# Gas or Diesel truck for this trailer...



## blue eyed pony (Jun 20, 2011)

Diesel all the way.

- more fuel efficient = cheaper to run as a rule
- diesel engines last A LOT longer
- modern diesel engines burn the fuel more completely and have lower emissions, so they're more environmentally friendly
- diesel engine maintenance is not THAT much more expensive than gas, plus your engine will last longer so it works out cheaper in the long run

I haul (bumper pull) with a diesel 4x4 with a 3140kg towing capacity. That allows a light 3 horse angle with 3 horses, but we only travel with two at a time.


----------



## horselovinguy (Oct 1, 2013)

You are very near the limits of what the 6.2 gas is rated by Ford to do..
https://www.etrailer.com/question-137528.html

So, toss that to the curb and do recognize where you tow {flat, hills, mountains or a combination}, how you tow, how loaded you are and how you expect the truck to perform all must be taken into consideration.
Add in are you going for 4x4 or 4x2 or are you doing a dually?
How big is the cab configuration cause that adds to the equation too...
You need to know what the pin weight is going to be and with your particular truck do you need a 250 or 350 and would a dually give you stability a single wheel just won't...this is a gooseneck.


_I asked your diesel question to my husband who is a diesel mechanic..._
He rolled his eyes...
He said anything with a EGR he has found in Fords is destined to break and he sees them sadly breaking far to often and with a price tag of $2,000 per EGR repair he said it will bankrupt you...
He said if you can lease and turn it in every few years sure, otherwise he cringed at expenses you _will_ be facing.
Once the DEF was introduced to all diesel engines, costs for repairs and reliability, reasons people use to buy them went down the drain.
Engine codes pop all the time he said and are not cheap fixes period...and you can't drive them with codes/lights going cause they will just shut off anyplace so forced to fix or get rid of.
Now coming from a diesel mechanic...he _won't_ own a diesel today cause he sees the issues and the costs associated with them across the board.
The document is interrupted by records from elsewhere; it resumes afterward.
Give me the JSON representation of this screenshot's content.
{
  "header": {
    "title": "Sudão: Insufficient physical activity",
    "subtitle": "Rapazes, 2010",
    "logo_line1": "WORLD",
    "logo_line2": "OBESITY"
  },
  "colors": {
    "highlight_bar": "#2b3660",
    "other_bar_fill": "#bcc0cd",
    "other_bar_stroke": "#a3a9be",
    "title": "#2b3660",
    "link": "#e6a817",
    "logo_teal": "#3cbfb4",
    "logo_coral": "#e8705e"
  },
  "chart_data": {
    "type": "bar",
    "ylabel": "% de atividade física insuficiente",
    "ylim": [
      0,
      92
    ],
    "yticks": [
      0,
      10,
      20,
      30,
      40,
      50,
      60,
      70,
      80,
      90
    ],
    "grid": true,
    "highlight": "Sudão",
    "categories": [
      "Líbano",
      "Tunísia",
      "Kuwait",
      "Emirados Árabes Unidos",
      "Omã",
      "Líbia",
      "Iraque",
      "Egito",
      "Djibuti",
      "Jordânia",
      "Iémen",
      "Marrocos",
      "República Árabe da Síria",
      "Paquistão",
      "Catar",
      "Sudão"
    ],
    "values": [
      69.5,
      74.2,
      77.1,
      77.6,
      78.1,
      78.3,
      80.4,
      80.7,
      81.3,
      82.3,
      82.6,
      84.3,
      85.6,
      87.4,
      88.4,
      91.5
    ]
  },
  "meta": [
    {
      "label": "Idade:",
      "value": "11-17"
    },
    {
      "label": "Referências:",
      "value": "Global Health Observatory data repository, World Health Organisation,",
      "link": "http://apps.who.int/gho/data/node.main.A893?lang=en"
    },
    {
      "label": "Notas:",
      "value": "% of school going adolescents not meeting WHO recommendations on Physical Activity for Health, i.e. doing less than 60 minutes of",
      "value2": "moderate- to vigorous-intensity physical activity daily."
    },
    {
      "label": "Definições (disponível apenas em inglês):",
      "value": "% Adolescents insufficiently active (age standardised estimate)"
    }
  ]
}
From more expensive purchase to more expensive repairs...just a oil change alone is a huge difference from a gas engine expenditure.
If not regularly used it is not good for diesel to sit...Diesel absorbs water and also grows algae when it sits and that fouls everything...oh yeah!! :icon_rolleyes:

He said the only diesels they not see more of is DuraMax, made by Isuzu, and they are still a headache but not as bad as others.
He also said he would not tow a trailer of that size and weight without it being a dually for stability going down the road regardless of the manufacturer of the truck..
So much depends upon you and your driving style...he made mention of.
If you live in a state where there is any state emissions & controls your vehicle must meet in a inspection process, if you do altering of it you risk them fining you or reneging your registration till the vehicle is brought back to allowed allowances by law..somethings can be tweaked, others not is what he knows to be fact.
He said if him based upon what he sees and works on far to often..._do the gas engine truck._ 

Save the extra cost of purchase, save the extra cost of routine maintenance and fueling of it and save all the extra repairs diesels _*do*_ face with the DEF problems they all have including up to the big rigs of tractor trailers... Still many headaches he sees and works to correct daily in his profession costing owners so much money and down time in the repair shops. _{he recently did a DEF filter change on a 450 truck... about $10,000 was the final bill he was told...he nearly died the truck was not worth it!!}_

Good luck with your decision.
:runninghorse2:...


----------



## Joel Reiter (Feb 9, 2015)

The thing owners seem to love most about diesel engine pickups for towing is that they produce power at very low rpm, making pulling away from a stop seem effortless even with a very heavy trailer. But both General Motors and Ford have released new gas engines for their heavy duty pickups this year. The Ford engine is a 7.3-liter multiport-injected 16-valve V-8, producing 430 hp at 5,500 rpm and 475 lb-ft of torque at 4,000 rpm. Chevrolet/GMC's new engine is a 6.6-liter direct-injected 16-valve V-8 pumping out 401 horsepower at 5,200 rpm, and 464 lb-ft of torque at 4,000 rpm.

While these are not as powerful as the newest crop of mega diesels, they are more powerful than the diesels of ten years ago, and they are more than adequate for a trailer the size you are describing.


----------



## tim62988 (Aug 30, 2012)

I would say if you go with a new truck go gas, i have a 2020 gmc with the 6.6 gas and it isn't as peppy as my 2008 duramax diesel was but it still seems like a solid truck at 20K miles the trailer you are wanting to tow I personally would go with a 1 ton truck, i learned early on that the LQ trailers have a LOT more pin weight than a standard gooseneck trailer 

i bought into the diesels for my first two trucks due to longevity, and at least in the northeast using the truck daily the body won't outlast a diesel motor, the maintenance gets to be a headache, gelling is a pain, newer than 2011 you are looking at DEF which sounds like a pain, new gas truck gets the same fuel mileage as my old diesel, i know the new ones are better and have more power but at a premium on purchase, fuel and repairs...


----------